Director of Finance Adam Richens said the council aimed to set a balanced budget for 2022-23 despite a £7.6m forecast net overspend for the current financial year to April 2022 and the risk of not meeting a £7.5m target for savings through streamlining services, of which £5.1m at the time of the latest public report, remained to be found.

Mr Richens said he expected that an update in December would show an improvement on the balances although the council still had, in his words, “significant financial challenges.”

The meeting heard that tougher borrowing rules for councils currently being considered by the Government and the main lender to local authorities, the Public Works Loan Board, were unlikely to have an impact on the authority’s current borrowing plans, including the finance for the Poole Carter’s Quay housing scheme.

Mr Richens said the new rules being considered from April are expected to stop councils borrowing for investment or commercial purposes but he did not anticipate this impacting on any of the BCP council’s current work.

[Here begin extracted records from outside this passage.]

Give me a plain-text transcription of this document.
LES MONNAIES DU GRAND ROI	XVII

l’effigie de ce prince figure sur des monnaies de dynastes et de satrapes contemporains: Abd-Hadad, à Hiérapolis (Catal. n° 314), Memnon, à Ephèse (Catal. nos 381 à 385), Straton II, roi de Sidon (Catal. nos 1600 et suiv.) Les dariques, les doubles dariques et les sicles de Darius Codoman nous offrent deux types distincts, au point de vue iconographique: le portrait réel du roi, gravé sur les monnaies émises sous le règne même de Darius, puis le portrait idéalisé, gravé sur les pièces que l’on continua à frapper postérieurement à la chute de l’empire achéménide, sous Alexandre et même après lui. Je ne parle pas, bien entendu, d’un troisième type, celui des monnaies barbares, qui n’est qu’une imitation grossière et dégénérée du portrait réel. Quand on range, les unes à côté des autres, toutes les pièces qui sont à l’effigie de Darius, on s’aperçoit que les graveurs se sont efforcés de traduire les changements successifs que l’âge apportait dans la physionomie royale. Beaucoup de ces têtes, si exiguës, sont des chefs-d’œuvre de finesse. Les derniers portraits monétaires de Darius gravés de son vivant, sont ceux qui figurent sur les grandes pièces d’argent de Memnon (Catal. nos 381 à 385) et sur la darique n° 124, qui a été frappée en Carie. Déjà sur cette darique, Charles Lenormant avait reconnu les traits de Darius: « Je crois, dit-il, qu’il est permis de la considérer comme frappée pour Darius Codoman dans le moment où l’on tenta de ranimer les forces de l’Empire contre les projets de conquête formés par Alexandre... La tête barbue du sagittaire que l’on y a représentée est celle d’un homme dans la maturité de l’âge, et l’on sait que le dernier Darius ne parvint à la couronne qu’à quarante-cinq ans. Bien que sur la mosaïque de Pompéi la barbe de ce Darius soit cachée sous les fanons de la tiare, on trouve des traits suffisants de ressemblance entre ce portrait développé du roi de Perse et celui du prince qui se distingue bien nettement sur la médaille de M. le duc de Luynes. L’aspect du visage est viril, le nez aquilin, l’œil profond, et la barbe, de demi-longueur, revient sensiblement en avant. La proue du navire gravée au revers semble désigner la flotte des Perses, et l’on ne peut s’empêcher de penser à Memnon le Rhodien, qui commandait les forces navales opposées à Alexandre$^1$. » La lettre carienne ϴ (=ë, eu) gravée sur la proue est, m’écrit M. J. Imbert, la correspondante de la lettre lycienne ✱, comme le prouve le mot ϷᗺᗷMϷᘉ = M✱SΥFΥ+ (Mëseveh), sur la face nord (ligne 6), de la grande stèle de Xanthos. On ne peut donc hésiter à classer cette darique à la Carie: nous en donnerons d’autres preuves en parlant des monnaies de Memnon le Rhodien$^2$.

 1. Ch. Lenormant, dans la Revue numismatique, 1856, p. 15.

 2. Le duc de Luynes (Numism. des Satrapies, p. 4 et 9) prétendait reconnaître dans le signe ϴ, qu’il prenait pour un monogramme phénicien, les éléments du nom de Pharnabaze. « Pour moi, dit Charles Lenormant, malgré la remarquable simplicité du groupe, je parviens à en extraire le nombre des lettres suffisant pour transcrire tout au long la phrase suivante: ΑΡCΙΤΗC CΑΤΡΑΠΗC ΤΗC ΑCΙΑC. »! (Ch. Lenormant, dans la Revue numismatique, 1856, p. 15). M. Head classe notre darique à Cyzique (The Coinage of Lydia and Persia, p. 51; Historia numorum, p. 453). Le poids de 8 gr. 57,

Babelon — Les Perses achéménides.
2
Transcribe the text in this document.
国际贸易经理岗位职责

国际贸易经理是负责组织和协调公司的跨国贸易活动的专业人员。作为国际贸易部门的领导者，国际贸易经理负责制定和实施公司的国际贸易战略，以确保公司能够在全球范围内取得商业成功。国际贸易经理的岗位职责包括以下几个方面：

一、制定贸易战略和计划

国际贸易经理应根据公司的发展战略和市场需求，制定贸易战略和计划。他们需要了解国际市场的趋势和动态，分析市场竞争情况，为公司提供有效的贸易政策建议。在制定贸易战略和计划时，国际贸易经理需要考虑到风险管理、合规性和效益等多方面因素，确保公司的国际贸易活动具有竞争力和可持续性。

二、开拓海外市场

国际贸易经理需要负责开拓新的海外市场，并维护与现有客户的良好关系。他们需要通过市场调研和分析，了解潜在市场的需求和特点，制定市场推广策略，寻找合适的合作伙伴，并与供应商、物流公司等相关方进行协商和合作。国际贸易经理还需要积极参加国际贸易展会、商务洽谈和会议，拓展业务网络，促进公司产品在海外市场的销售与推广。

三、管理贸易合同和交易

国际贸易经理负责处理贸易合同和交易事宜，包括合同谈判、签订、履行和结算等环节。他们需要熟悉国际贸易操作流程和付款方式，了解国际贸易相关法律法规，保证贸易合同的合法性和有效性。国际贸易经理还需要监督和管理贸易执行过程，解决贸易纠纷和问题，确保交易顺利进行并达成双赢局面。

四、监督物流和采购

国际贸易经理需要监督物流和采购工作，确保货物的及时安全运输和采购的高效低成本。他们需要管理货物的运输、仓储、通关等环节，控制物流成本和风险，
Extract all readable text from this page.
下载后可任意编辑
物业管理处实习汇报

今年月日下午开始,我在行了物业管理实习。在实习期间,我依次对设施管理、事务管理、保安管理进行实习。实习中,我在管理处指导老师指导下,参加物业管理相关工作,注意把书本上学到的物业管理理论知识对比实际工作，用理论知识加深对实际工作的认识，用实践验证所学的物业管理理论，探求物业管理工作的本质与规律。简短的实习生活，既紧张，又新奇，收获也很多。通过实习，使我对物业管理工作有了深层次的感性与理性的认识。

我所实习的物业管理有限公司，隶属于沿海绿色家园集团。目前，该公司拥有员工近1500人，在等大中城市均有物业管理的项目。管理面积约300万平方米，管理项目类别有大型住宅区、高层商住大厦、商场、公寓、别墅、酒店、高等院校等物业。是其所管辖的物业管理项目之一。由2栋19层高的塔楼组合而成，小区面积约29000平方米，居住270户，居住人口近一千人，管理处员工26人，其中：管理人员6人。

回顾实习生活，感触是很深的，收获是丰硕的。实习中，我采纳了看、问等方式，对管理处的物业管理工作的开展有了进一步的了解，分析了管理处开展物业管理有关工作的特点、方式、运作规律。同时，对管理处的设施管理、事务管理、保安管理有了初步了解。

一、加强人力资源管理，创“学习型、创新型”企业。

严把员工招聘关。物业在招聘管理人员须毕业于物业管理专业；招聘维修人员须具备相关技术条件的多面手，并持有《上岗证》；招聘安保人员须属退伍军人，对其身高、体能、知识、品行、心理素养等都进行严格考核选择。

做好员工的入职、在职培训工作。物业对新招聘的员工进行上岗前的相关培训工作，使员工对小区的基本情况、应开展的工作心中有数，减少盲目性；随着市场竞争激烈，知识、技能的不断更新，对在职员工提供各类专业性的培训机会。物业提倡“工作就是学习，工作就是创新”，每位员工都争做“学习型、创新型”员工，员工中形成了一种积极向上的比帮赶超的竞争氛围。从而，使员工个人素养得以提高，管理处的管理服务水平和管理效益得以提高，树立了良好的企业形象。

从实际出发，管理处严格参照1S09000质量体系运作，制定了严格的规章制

Cllr David Brown said the risk around the council finances remained a cause for concern although the Government’s budget did appear relatively positive for local government by offering a three year settlement, which would help planning, rather than previous annual agreements.

The committee heard that current low interest rates had helped the council achieve a predicted £626,000 underspend on its borrowing forecast, the total being helped by a £60,000 bonus on investment income above predicted levels – although the authority is still expected to pay more than £2.6m in the financial year in interest on its overall borrowing.